Depuis les années 1940, les scientifiques présument que les souvenirs sont conservés par des groupes de neurones, ou de cellules nerveuses, appelés engrammes mnésiques. Ces cellules interconnectées répondent à l’unisson en réaction à un stimulus spécifique, que ce soit le visage de votre ami ou l’odeur du pain frais. Plus les neurones répondent à l’unisson, plus les interconnexions qui relient les cellules se renforcent. Ainsi, lorsque à l’avenir un stimulus activera les cellules, il est plus probable que l’ensemble du groupe réponde en même temps. L’activité collective des nerfs retranscrit ce que nous percevons comme un souvenir. Les détails de ce mécanisme occupent encore aujourd’hui les scientifiques.

Pour qu’un souvenir à court terme se transforme en un souvenir à long terme, il doit être renforcé pour un stockage sur le long terme, ce processus porte le nom de consolidation de la mémoire. Selon les théories actuelles, la consolidation se déroulerait suivant divers processus. L’un d’entre eux, la Potentialisation à long terme, fait référence à la façon dont les différents nerfs augmentent leur propre taille afin de communiquer différemment avec les nerfs voisins. Ce remodelage a un impact à long terme sur les connexions nerveuses, ce qui stabilise la mémoire. Tous les animaux dotés d’une mémoire à long terme utilisent ce même processus cellulaire basique. Les scientifiques ont saisi les détails de la potentialisation à long terme grâce à l’étude des limaces de mer de Californie. Toutefois, tous les souvenirs à long terme ne proviennent pas nécessairement des souvenirs à court terme.

Lorsque nous nous remémorons un souvenir, de nombreuses parties de notre cerveau communiquent rapidement les unes avec les autres, dont les régions du cortex cérébral responsables du traitement à haute vitesse des informations, la région chargée de la gestion des signaux primaires envoyés par nos sens et une région appelée lobe temporal médian qui semble contribuer à la coordination du processus. Une étude récente a démontré que lorsqu’un patient se remémore des souvenirs récemment formés, les ondes signalant une activité cérébrale dans le lobe temporal médian se synchronisaient avec celles du cortex cérébral.
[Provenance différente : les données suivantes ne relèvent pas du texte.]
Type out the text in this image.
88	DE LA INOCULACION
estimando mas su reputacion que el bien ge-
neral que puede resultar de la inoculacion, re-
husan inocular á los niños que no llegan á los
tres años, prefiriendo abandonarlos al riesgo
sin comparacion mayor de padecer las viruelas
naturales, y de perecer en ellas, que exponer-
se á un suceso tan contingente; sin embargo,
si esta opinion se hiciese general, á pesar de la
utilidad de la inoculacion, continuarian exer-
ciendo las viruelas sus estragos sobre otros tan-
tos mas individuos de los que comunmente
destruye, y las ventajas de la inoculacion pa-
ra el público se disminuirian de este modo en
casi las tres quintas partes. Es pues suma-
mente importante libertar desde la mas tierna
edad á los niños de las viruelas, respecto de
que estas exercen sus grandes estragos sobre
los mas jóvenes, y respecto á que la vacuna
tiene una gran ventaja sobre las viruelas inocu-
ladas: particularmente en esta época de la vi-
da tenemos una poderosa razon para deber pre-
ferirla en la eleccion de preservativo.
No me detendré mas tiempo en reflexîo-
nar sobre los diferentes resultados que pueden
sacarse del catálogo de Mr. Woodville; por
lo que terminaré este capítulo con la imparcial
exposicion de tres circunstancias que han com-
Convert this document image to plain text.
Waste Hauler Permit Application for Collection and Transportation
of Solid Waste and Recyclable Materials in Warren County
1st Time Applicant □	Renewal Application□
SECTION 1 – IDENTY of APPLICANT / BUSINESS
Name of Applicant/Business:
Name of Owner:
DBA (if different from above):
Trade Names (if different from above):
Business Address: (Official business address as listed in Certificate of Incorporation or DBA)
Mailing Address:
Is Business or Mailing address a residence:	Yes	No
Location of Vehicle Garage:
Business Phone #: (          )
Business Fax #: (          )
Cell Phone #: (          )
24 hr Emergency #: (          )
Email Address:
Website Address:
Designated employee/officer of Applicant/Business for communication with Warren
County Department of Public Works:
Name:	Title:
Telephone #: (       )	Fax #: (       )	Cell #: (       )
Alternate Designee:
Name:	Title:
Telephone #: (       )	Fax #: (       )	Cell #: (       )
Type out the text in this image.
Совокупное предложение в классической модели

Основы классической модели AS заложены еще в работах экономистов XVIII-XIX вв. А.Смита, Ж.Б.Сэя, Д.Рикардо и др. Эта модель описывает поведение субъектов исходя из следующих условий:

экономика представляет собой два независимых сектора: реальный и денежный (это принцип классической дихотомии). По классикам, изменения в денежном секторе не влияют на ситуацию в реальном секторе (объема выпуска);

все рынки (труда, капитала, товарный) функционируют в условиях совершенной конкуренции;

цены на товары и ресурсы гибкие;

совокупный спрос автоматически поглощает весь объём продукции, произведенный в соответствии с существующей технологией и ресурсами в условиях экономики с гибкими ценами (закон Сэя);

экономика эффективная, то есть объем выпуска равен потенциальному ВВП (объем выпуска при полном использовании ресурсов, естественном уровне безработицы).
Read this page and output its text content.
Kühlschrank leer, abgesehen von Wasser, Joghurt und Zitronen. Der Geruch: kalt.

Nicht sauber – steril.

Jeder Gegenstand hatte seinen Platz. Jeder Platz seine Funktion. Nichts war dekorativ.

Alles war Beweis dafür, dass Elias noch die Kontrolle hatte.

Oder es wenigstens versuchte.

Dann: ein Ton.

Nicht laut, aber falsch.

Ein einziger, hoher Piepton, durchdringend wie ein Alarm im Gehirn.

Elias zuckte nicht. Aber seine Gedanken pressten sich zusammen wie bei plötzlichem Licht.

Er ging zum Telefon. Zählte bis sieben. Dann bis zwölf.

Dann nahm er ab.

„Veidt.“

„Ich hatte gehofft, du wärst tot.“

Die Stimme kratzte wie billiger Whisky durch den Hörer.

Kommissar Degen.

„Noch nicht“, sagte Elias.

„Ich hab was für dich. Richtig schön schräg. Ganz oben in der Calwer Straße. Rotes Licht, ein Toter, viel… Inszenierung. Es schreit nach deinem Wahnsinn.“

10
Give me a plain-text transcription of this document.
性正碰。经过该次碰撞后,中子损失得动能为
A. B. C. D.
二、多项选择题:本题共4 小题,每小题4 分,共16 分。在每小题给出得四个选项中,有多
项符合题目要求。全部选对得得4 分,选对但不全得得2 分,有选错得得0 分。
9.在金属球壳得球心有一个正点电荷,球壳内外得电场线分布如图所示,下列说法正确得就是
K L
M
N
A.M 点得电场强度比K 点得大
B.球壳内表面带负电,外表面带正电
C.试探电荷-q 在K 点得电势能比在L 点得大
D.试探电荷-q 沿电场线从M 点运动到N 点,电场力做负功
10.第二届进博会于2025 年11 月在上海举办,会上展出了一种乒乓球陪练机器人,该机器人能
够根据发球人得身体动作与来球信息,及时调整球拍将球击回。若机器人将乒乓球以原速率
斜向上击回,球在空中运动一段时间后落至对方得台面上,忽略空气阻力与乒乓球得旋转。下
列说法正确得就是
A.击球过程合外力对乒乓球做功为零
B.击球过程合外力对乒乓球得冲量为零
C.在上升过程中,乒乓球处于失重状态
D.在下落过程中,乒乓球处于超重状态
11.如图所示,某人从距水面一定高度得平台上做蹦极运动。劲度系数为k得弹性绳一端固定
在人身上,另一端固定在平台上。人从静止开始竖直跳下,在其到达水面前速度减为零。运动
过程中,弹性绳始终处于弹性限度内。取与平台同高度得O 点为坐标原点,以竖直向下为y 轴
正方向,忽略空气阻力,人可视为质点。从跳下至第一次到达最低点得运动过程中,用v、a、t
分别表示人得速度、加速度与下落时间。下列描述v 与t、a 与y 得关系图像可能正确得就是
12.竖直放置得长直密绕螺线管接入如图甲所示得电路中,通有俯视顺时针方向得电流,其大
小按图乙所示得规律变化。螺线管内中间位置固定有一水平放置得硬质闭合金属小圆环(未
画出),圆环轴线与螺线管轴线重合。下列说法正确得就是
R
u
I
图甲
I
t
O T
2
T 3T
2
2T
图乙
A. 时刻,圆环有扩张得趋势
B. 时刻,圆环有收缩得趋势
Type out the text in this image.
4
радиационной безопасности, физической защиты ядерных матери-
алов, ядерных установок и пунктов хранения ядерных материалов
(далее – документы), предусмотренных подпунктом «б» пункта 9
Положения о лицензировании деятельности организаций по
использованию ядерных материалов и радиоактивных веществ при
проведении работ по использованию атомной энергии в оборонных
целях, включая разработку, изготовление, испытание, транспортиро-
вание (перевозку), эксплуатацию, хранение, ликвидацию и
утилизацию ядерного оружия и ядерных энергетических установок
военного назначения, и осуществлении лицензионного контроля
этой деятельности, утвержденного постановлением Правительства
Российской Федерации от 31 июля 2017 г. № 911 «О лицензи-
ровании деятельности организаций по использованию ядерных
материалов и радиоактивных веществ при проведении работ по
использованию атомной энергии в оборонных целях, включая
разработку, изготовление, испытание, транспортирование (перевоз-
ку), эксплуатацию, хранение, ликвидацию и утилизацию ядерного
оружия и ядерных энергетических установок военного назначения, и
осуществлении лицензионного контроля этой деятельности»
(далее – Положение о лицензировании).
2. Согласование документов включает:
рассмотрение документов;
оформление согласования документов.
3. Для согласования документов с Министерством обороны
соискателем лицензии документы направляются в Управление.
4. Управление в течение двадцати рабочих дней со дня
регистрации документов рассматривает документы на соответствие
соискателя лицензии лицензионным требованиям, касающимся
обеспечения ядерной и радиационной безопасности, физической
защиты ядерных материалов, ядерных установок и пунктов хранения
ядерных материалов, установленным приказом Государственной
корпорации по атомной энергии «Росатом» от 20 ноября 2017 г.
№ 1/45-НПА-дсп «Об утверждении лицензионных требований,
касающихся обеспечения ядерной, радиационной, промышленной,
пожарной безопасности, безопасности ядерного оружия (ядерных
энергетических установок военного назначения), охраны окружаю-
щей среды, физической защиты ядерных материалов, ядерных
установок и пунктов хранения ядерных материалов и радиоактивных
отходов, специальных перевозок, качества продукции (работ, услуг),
Il reste encore de nombreux mystères à percer en ce qui concerne les souvenirs. Comment sont-ils précisément encodés au sein des groupes de neurones ? À quel point les cellules qui encodent un souvenir donné sont-elles dispersées ? Quelle est la relation entre notre activité cérébrale et la façon dont nous vivons les souvenirs ? Ces branches actives de la recherche pourraient un jour offrir une nouvelle perspective sur le fonctionnement du cerveau et sur les différentes façons de traiter les pathologies liées à la mémoire.

Par exemple, des travaux récents ont démontré que certains souvenirs devaient être « reconsolidés » à chaque fois qu’ils sont remémorés. Le cas échéant, cela signifierait que l’action de se remémorer un souvenir rendrait ce souvenir temporairement malléable et permettrait donc de le renforcer, de l’affaiblir ou de le modifier. Les souvenirs pourraient être plus facilement ciblés par les médicaments pendant cette phase de reconsolidation et ce phénomène apporterait une aide précieuse dans le traitement des pathologies telles que le Trouble de stress post-traumatique ou TSPT.